Simone en aparté à Avignon

Simone en aparté, seul en scène Avignon festival off

« Je ne crois pas que je sois une enfant difficile, mais insolente. C’est vrai… plutôt le goût de la contestation, l’esprit frondeur. Je me souviens, quelques jours je crois avant la rentrée scolaire… septembre 41, sur le balcon avec Claude ma cousine, André mon cousin et Denise ma sœur aînée, nous chantons L’internationale… j’ai 14 ans ». Quand on écoute ces mots on n’imagine pas les attribuer à Simone Weil, la ministre de la loi du même nom qui fut la première présidente du Parlement européen.
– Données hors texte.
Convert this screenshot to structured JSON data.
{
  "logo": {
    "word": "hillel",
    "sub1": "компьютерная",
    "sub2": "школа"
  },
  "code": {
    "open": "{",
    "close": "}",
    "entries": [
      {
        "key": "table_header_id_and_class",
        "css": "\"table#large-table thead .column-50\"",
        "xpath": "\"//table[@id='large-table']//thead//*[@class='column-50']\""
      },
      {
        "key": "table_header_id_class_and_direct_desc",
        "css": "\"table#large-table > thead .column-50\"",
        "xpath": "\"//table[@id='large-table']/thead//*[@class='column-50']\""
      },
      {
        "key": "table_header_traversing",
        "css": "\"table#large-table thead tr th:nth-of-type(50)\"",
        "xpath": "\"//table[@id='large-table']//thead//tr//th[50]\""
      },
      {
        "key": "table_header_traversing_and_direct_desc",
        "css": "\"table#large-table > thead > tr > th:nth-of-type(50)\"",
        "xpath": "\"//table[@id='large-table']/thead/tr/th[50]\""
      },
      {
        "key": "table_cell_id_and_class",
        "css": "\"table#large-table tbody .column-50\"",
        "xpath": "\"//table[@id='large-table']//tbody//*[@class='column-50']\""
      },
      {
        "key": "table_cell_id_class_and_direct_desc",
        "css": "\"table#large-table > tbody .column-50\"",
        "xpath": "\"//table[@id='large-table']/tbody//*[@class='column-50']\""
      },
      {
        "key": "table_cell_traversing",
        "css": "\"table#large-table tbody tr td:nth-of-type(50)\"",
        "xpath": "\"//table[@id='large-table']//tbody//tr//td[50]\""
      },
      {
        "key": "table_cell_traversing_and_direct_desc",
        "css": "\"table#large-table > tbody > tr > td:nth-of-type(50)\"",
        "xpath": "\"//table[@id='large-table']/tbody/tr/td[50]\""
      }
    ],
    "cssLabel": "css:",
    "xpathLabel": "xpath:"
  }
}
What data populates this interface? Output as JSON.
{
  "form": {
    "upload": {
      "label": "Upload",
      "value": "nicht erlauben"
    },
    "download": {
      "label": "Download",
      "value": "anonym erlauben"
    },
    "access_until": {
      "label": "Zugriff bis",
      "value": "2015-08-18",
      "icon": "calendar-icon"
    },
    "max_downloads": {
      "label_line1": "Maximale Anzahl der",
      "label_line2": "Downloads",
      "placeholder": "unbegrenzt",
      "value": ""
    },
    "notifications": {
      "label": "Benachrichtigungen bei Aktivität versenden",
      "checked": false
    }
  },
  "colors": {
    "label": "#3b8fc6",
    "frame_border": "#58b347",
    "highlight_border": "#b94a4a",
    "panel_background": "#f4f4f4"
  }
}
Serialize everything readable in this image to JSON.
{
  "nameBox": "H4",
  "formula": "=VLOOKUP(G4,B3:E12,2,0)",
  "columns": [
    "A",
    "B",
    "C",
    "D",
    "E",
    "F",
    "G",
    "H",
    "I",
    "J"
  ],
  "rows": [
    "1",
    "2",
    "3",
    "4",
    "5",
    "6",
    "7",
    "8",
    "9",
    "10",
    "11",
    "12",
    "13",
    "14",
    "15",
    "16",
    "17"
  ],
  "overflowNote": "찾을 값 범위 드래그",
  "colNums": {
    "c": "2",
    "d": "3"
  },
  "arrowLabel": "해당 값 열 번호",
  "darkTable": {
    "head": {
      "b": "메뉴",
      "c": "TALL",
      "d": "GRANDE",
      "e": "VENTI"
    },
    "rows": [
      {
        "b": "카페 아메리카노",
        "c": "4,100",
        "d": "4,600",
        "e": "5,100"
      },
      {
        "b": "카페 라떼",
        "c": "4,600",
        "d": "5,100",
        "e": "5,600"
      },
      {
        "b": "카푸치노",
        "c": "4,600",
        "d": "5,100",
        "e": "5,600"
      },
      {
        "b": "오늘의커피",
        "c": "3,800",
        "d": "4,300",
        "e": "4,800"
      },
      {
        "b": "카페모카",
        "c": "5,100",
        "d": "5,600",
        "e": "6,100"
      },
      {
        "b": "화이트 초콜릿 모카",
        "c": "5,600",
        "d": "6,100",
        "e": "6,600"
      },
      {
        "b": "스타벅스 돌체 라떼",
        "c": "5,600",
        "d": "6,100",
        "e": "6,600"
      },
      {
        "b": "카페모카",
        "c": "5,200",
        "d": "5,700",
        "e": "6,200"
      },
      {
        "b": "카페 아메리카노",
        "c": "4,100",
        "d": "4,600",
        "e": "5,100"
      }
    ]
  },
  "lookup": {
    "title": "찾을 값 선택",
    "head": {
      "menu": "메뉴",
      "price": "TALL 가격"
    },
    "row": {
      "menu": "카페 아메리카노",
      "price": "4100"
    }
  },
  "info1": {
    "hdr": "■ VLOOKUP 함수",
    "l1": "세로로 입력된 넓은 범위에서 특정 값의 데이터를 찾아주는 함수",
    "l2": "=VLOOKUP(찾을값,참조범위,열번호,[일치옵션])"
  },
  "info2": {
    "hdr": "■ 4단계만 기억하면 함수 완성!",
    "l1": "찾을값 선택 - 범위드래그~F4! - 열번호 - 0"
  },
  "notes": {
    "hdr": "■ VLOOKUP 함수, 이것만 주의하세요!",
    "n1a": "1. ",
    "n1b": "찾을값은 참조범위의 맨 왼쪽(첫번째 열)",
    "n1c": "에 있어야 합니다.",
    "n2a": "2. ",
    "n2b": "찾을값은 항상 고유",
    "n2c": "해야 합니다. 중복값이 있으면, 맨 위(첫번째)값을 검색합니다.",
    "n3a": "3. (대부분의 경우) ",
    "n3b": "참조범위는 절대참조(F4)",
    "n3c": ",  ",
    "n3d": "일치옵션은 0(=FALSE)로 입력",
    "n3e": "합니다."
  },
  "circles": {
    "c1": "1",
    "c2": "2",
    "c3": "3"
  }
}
Elle nous reçoit chez elle sur la scène du théâtre des 3 Soleils pour nous parler simplement comme à des amis, elle dont les confidences furent si rares. Ça pourrait être dans le jardin de sa maison de famille à Cambremer en Normandie ou dans sa chambre, elle affectionnait tellement le lit pour préparer ses examens, travailler, recevoir des amies ou rire avec ses enfants.

L’espace est indéfini, des murs de lattes verticales laissent passer la silhouette de la comédienne, les jeux de lumières assombrissent ou éclairent certaines zones du plateau comme un dessin de la mémoire intime ; le seul décor est un élément central, immense transat ou vague, l’actrice s’y réfugie lorsqu’elle se rappelle son enfance si heureuse, aimante. Une évocation appelle l’autre, entre-temps de grands moments de silence. C’est de notre histoire dont il est question et les spectateurs apprécient de pouvoir fermer les yeux parfois, revoir les visages des êtres chers, l’odeur du jasmin, le sourire d’une mère, la douleur des adieux ou les pleurs d’un enfant. Le spectacle comporte peut de discours publics, surtout des réflexions, des convictions européennes, féministes que Simone souhaitait transmettre aux jeunes générations, un formidable art de la joie aussi. Optimiste elle le fut, le revendique, sans édulcorer son expérience concentrationnaire.

Arnaud Aubert l’auteur du texte a effectué une véritable enquête à partir de notes, de recueil d’entretiens et de la biographie de Simone. Son écriture est limpide, délicate, extrêmement juste ; il mériterait d’être publié pour sa qualité littéraire mais aussi pour la finesse du portrait qu’il dessine.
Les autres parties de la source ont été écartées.